Serverless is an application development paradigm that uses Cloud-based managed services for automated resource allocation. Functions as a Service (FaaS) is a computing model that executes functions in response to events in the infrastructure to perform highly elastic computations. These are being adopted for scientific computations, to hide the operational procedures of resource allocations in the Cloud.
This contribution focuses on the development of innovative serverless-based open-source software developments carried out by the GRyCAP/I3M research group at the Universitat Politècnica de València (Spain).
First, SCAR (https://github.com/grycap/scar), which supports Docker containers in AWS Lambda years before this functionality was natively introduced in AWS Lambda. SCAR is integrated with API Gateway and AWS Batch to support event-driven execution of Docker-based computing applications that can execute in a hybrid approach both using a FaaS approach, in AWS Lambda, and via auto-scaled computing clusters, even with GPU support, in AWS Batch.
Second, OSCAR (https://github.com/grycap/oscar) provides a platform for event-driven data processing on auto-scaled Kubernetes clusters, which can be dynamically deployed across multiple Clouds using the Infrastructure Manager (https://www.grycap.upv.es/im). It supports both asynchronous executions via Kubernetes jobs and synchronous ones via Knative to fit different use case requirements, such as performing the inference of pre-trained AI/ML models. OSCAR can be executed in low-power devices such as Raspberry Pis, useful for edge computing, and shares the same Functions Definition Language (FDL) as SCAR and, therefore, it allows to create event-driven workflows that can span along the computing continuum.

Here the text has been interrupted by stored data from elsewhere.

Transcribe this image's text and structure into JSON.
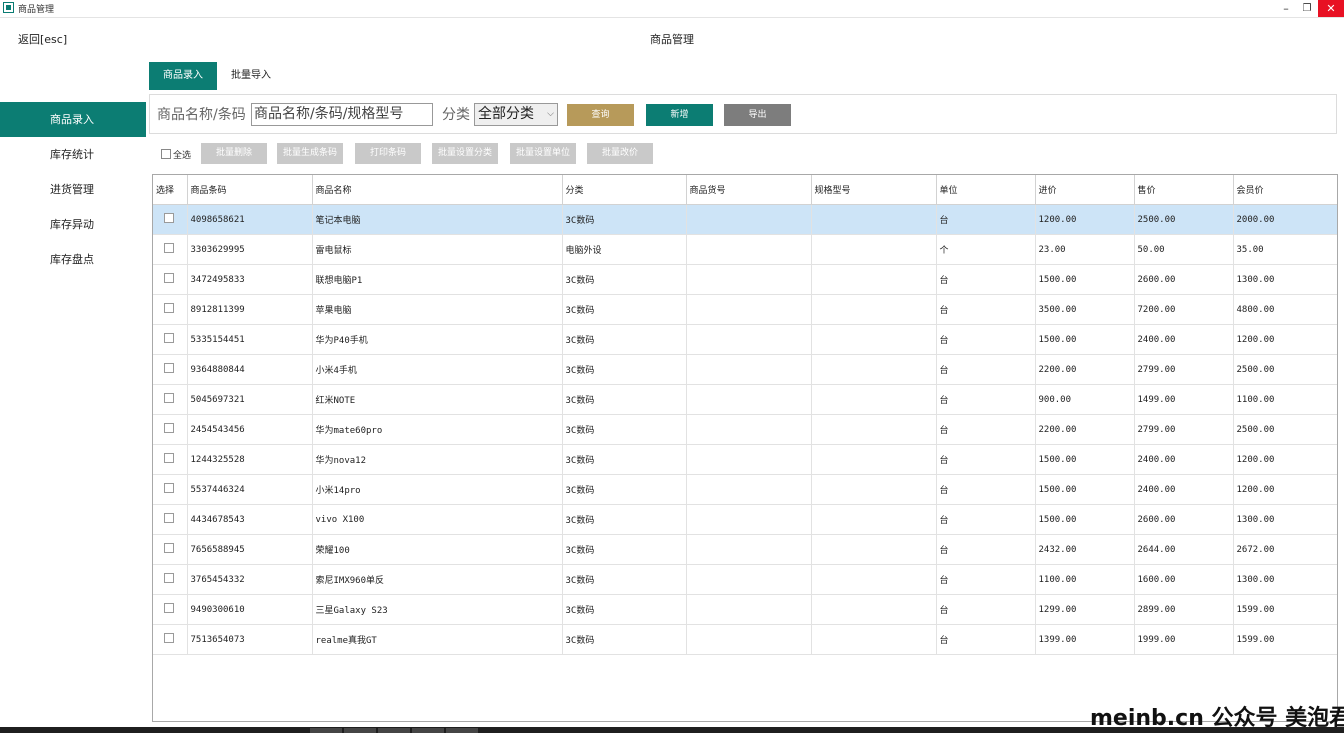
{
  "window": {
    "title": "商品管理",
    "min": "–",
    "restore": "❐",
    "close": "✕"
  },
  "header": {
    "back": "返回[esc]",
    "title": "商品管理"
  },
  "sidebar": {
    "items": [
      "商品录入",
      "库存统计",
      "进货管理",
      "库存异动",
      "库存盘点"
    ]
  },
  "tabs": [
    "商品录入",
    "批量导入"
  ],
  "filter": {
    "search_label": "商品名称/条码",
    "search_value": "商品名称/条码/规格型号",
    "category_label": "分类",
    "category_value": "全部分类",
    "query": "查询",
    "add": "新增",
    "export": "导出"
  },
  "bulk": {
    "select_all": "全选",
    "buttons": [
      "批量删除",
      "批量生成条码",
      "打印条码",
      "批量设置分类",
      "批量设置单位",
      "批量改价"
    ]
  },
  "table": {
    "columns": [
      "选择",
      "商品条码",
      "商品名称",
      "分类",
      "商品货号",
      "规格型号",
      "单位",
      "进价",
      "售价",
      "会员价"
    ],
    "rows": [
      [
        "4098658621",
        "笔记本电脑",
        "3C数码",
        "",
        "",
        "台",
        "1200.00",
        "2500.00",
        "2000.00"
      ],
      [
        "3303629995",
        "雷电鼠标",
        "电脑外设",
        "",
        "",
        "个",
        "23.00",
        "50.00",
        "35.00"
      ],
      [
        "3472495833",
        "联想电脑P1",
        "3C数码",
        "",
        "",
        "台",
        "1500.00",
        "2600.00",
        "1300.00"
      ],
      [
        "8912811399",
        "苹果电脑",
        "3C数码",
        "",
        "",
        "台",
        "3500.00",
        "7200.00",
        "4800.00"
      ],
      [
        "5335154451",
        "华为P40手机",
        "3C数码",
        "",
        "",
        "台",
        "1500.00",
        "2400.00",
        "1200.00"
      ],
      [
        "9364880844",
        "小米4手机",
        "3C数码",
        "",
        "",
        "台",
        "2200.00",
        "2799.00",
        "2500.00"
      ],
      [
        "5045697321",
        "红米NOTE",
        "3C数码",
        "",
        "",
        "台",
        "900.00",
        "1499.00",
        "1100.00"
      ],
      [
        "2454543456",
        "华为mate60pro",
        "3C数码",
        "",
        "",
        "台",
        "2200.00",
        "2799.00",
        "2500.00"
      ],
      [
        "1244325528",
        "华为nova12",
        "3C数码",
        "",
        "",
        "台",
        "1500.00",
        "2400.00",
        "1200.00"
      ],
      [
        "5537446324",
        "小米14pro",
        "3C数码",
        "",
        "",
        "台",
        "1500.00",
        "2400.00",
        "1200.00"
      ],
      [
        "4434678543",
        "vivo X100",
        "3C数码",
        "",
        "",
        "台",
        "1500.00",
        "2600.00",
        "1300.00"
      ],
      [
        "7656588945",
        "荣耀100",
        "3C数码",
        "",
        "",
        "台",
        "2432.00",
        "2644.00",
        "2672.00"
      ],
      [
        "3765454332",
        "索尼IMX960单反",
        "3C数码",
        "",
        "",
        "台",
        "1100.00",
        "1600.00",
        "1300.00"
      ],
      [
        "9490300610",
        "三星Galaxy S23",
        "3C数码",
        "",
        "",
        "台",
        "1299.00",
        "2899.00",
        "1599.00"
      ],
      [
        "7513654073",
        "realme真我GT",
        "3C数码",
        "",
        "",
        "台",
        "1399.00",
        "1999.00",
        "1599.00"
      ]
    ]
  },
  "watermark": "meinb.cn 公众号 美泡君",
  "colors": {
    "accent": "#0c7d73",
    "query": "#b79a5a",
    "export": "#7d7d7d",
    "disabled": "#c9c9c9",
    "row_selected": "#cde4f7"
  }
}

Third, MARLA (https://github.com/grycap/marla) provides a completely serverless environment for MapReduce executions on top of AWS Lambda environments. MARLA uses the S3 service to receive data files to be processed via an event-driven workflow. Therefore, all the data processing is done automatically from data loading to obtaining the final result. In addition, the user can define their specific map and reduce functions thanks to the builtin python environment included in the AWS Lambda service, allowing any type of analysis on the data.
Fourth, TaScaaS (https://github.com/grycap/TaScaaS) is a serverless service to distribute and balance work executions among independent infrastructures. TaScaaS is focused on scientific executions with huge computational cost, which usually must be split into hundreds or thousands of smaller partitions to be computed in parallel on different nodes and computational infrastructures. With this aim, TaScaaS divides automatically the works in partitions to be executed on the available resources. It also balances the load of all partitions belonging to the same job and monitors their status to detect node failures. TaScaaS is deployed on AWS but its architecture can be extended to other cloud providers.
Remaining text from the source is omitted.